The question is let (X,d) be a metric space. Show that $ d' = \frac{d}{1+d} $
I would like to know if I am on the right path with my solution. Any help would be greatly appreciated!
Solution:
Let $x,y,z \in X $
Then $ d'(x,z) = \frac{d(x,z)} {(1+d(x,z))}\le \frac{d(x,y) + d(y,z)}{ 1+d(x,y)+d(y,z)}=\frac{d(x,y)}{1+d(x,y) + d(y,z)}+\frac{d(y,z)}{1+d(x,y) + d(y,z)}\le \frac{d(x,y)}{1+d(x,y)}+ \frac{d(y,z)}{1+d(y,z)}$ $$= d'(x,y) + d'(y,z).$$ Thus we have proved that $d'=\frac{d}{1+d}$ is also a metric on $X$.

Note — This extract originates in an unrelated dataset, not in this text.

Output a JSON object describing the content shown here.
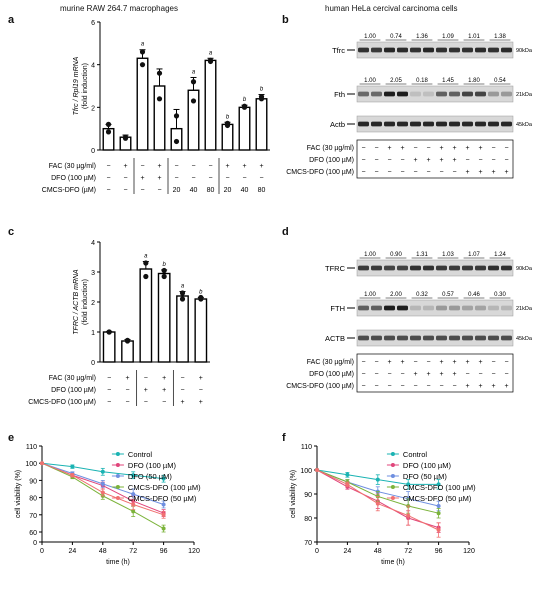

You haven't really justified why the first inequality works though.
I would start by considering the function $F(t)=\frac{t}{1+t}$, which has positive derivative on $[0,\infty)$.
This means $F(d(x,z)) \le F(d(x,y)+d(y,z))$, since $d(x,y) \le d(x,y)+d(y,z)$.
Then carry on, as you did, and you get the correct answer.
Maybe add a comment on why separation and symmetry follow very easily.